Dans cette affaire, un salarié, ressortissant d’un État tiers à l’Union européenne, a été engagé en qualité d’employé polyvalent de restauration sans toutefois détenir l’autorisation de travail requise pour exercer une activité salariée en France. Son employeur ayant perdu le marché sur lequel il était affecté, l’intéressé pensait malgré tout voir son contrat de travail transféré chez le nouveau prestataire, conformément à l’avenant n° 3 à la convention collective du personnel des entreprises de restauration de collectivités. Tel n’a pas été le cas, l’entreprise entrante ayant refusé de le reprendre à son service.
Le travailleur étranger a donc saisi la juridiction prud’homale d’une demande de résiliation judiciaire de son contrat de travail aux torts du nouveau titulaire du marché. Débouté par la cour d’appel de Bordeaux, il s’est alors pourvu en cassation en invoquant deux arguments.
Il se fondait, tout d’abord, sur l’article 3 de la directive 2001/23/CE du 12 mars 2001 garantissant le maintien des droits des travailleurs en cas de transfert d’entreprise et sur l’article L 8252-1 du Code du travail disposant que le salarié étranger employé irrégulièrement est assimilé, à compter de la date de son embauche, à un salarié régulièrement engagé dans certains domaines. Selon lui, compte tenu de la protection accordée par le droit européen en la matière, le fait que l’article L 8252-1 précité ne vise pas explicitement les règles régissant le transfert des contrats de travail était sans importance sur son application.

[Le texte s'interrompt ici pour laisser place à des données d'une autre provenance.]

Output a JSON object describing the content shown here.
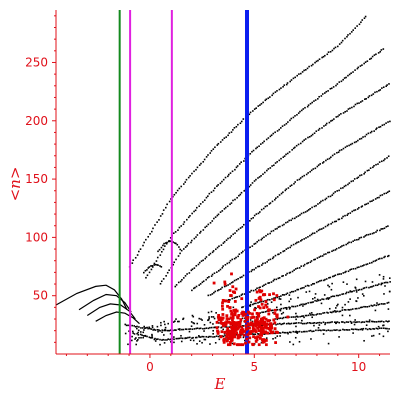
{
  "chart_data": {
    "type": "scatter",
    "title": "",
    "xlabel": "E",
    "ylabel": "<n>",
    "xlim": [
      -4.5,
      11.5
    ],
    "ylim": [
      0,
      295
    ],
    "grid": false,
    "xticks": [
      0,
      5,
      10
    ],
    "yticks": [
      50,
      100,
      150,
      200,
      250
    ],
    "colors": {
      "axes": "#e0101a",
      "points": "#000000",
      "highlight": "#e00000"
    },
    "vertical_lines": [
      {
        "x": -1.45,
        "color": "#138a1e",
        "width": 2
      },
      {
        "x": -0.95,
        "color": "#e020e0",
        "width": 2
      },
      {
        "x": 1.05,
        "color": "#e020e0",
        "width": 2
      },
      {
        "x": 4.65,
        "color": "#0a1ef0",
        "width": 4
      }
    ],
    "curves": [
      {
        "x": [
          -4.5,
          -3.5,
          -2.6,
          -2.1,
          -1.7,
          -1.35,
          -1.1
        ],
        "y": [
          42,
          52,
          58,
          59,
          55,
          47,
          38
        ]
      },
      {
        "x": [
          -3.4,
          -2.7,
          -2.1,
          -1.6,
          -1.2,
          -0.9
        ],
        "y": [
          38,
          46,
          51,
          50,
          44,
          36
        ]
      },
      {
        "x": [
          -3.0,
          -2.4,
          -1.9,
          -1.4,
          -1.0,
          -0.7
        ],
        "y": [
          33,
          40,
          43,
          42,
          37,
          30
        ]
      },
      {
        "x": [
          -2.6,
          -2.1,
          -1.6,
          -1.2,
          -0.8,
          -0.5
        ],
        "y": [
          28,
          33,
          36,
          35,
          31,
          26
        ]
      }
    ],
    "ladder_series": {
      "bands": [
        {
          "x": [
            -0.95,
            1.0,
            3.0,
            5.0,
            7.0,
            9.0,
            10.4
          ],
          "y": [
            75,
            133,
            175,
            210,
            238,
            264,
            290
          ]
        },
        {
          "x": [
            -0.2,
            1.0,
            3.0,
            5.0,
            7.0,
            9.0,
            11.2
          ],
          "y": [
            65,
            100,
            140,
            175,
            205,
            232,
            262
          ]
        },
        {
          "x": [
            0.5,
            1.5,
            3.0,
            5.0,
            7.0,
            9.0,
            11.5
          ],
          "y": [
            60,
            88,
            115,
            148,
            178,
            204,
            232
          ]
        },
        {
          "x": [
            1.2,
            2.0,
            3.5,
            5.0,
            7.0,
            9.0,
            11.5
          ],
          "y": [
            58,
            72,
            95,
            118,
            148,
            173,
            200
          ]
        },
        {
          "x": [
            2.0,
            3.0,
            4.5,
            6.0,
            8.0,
            10.0,
            11.5
          ],
          "y": [
            55,
            68,
            88,
            107,
            128,
            152,
            170
          ]
        },
        {
          "x": [
            2.8,
            4.0,
            5.5,
            7.0,
            8.5,
            10.0,
            11.5
          ],
          "y": [
            50,
            62,
            78,
            95,
            110,
            125,
            140
          ]
        },
        {
          "x": [
            3.6,
            5.0,
            6.5,
            8.0,
            9.5,
            11.5
          ],
          "y": [
            45,
            55,
            68,
            82,
            95,
            110
          ]
        },
        {
          "x": [
            4.4,
            6.0,
            7.5,
            9.0,
            10.5,
            11.5
          ],
          "y": [
            40,
            48,
            58,
            68,
            78,
            85
          ]
        },
        {
          "x": [
            5.2,
            7.0,
            8.5,
            10.0,
            11.5
          ],
          "y": [
            35,
            41,
            48,
            55,
            62
          ]
        },
        {
          "x": [
            6.0,
            8.0,
            9.5,
            11.5
          ],
          "y": [
            30,
            34,
            38,
            44
          ]
        },
        {
          "x": [
            -1.2,
            0.5,
            2.5,
            4.5,
            6.5,
            8.5,
            11.5
          ],
          "y": [
            25,
            20,
            22,
            24,
            26,
            27,
            28
          ]
        },
        {
          "x": [
            -0.8,
            0.5,
            2.0,
            4.0,
            6.0,
            8.0,
            11.5
          ],
          "y": [
            18,
            12,
            14,
            16,
            18,
            20,
            22
          ]
        }
      ],
      "bumps": [
        {
          "x": [
            0.4,
            0.7,
            1.0,
            1.3,
            1.5
          ],
          "y": [
            88,
            95,
            97,
            94,
            88
          ]
        },
        {
          "x": [
            -0.3,
            0.0,
            0.3,
            0.6
          ],
          "y": [
            70,
            75,
            77,
            74
          ]
        }
      ]
    },
    "highlight_clusters": [
      {
        "cx": 3.9,
        "cy": 22,
        "sx": 0.35,
        "sy": 8,
        "n": 140
      },
      {
        "cx": 5.2,
        "cy": 24,
        "sx": 0.45,
        "sy": 8,
        "n": 160
      },
      {
        "cx": 3.8,
        "cy": 48,
        "sx": 0.25,
        "sy": 10,
        "n": 25
      },
      {
        "cx": 5.4,
        "cy": 45,
        "sx": 0.3,
        "sy": 10,
        "n": 25
      }
    ]
  }
}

Le demandeur relevait ensuite que toutes les conditions prévues par l’avenant n° 3 à la convention collective nationale du personnel des entreprises de restauration de collectivités étaient remplies. L’obligation de reprendre les salariés affectés sur le marché n’étant assortie d’aucune autre condition, le nouveau prestataire de services était donc tenu de poursuivre tous les contrats de travail en cours à la date de la reprise du marché en question. Autrement dit, le texte conventionnel ne subordonnant pas son application à la régularité du titre de séjour du travailleur, le salarié étranger devait nécessairement voir son contrat de travail transféré dans la nouvelle entreprise.
... ne peut pas imposer au nouvel employeur la poursuite de son contrat
Telle n’est pas la position de la chambre sociale de la Cour de cassation qui donne raison aux juges du fond et rejette en conséquence le pourvoi du salarié étranger.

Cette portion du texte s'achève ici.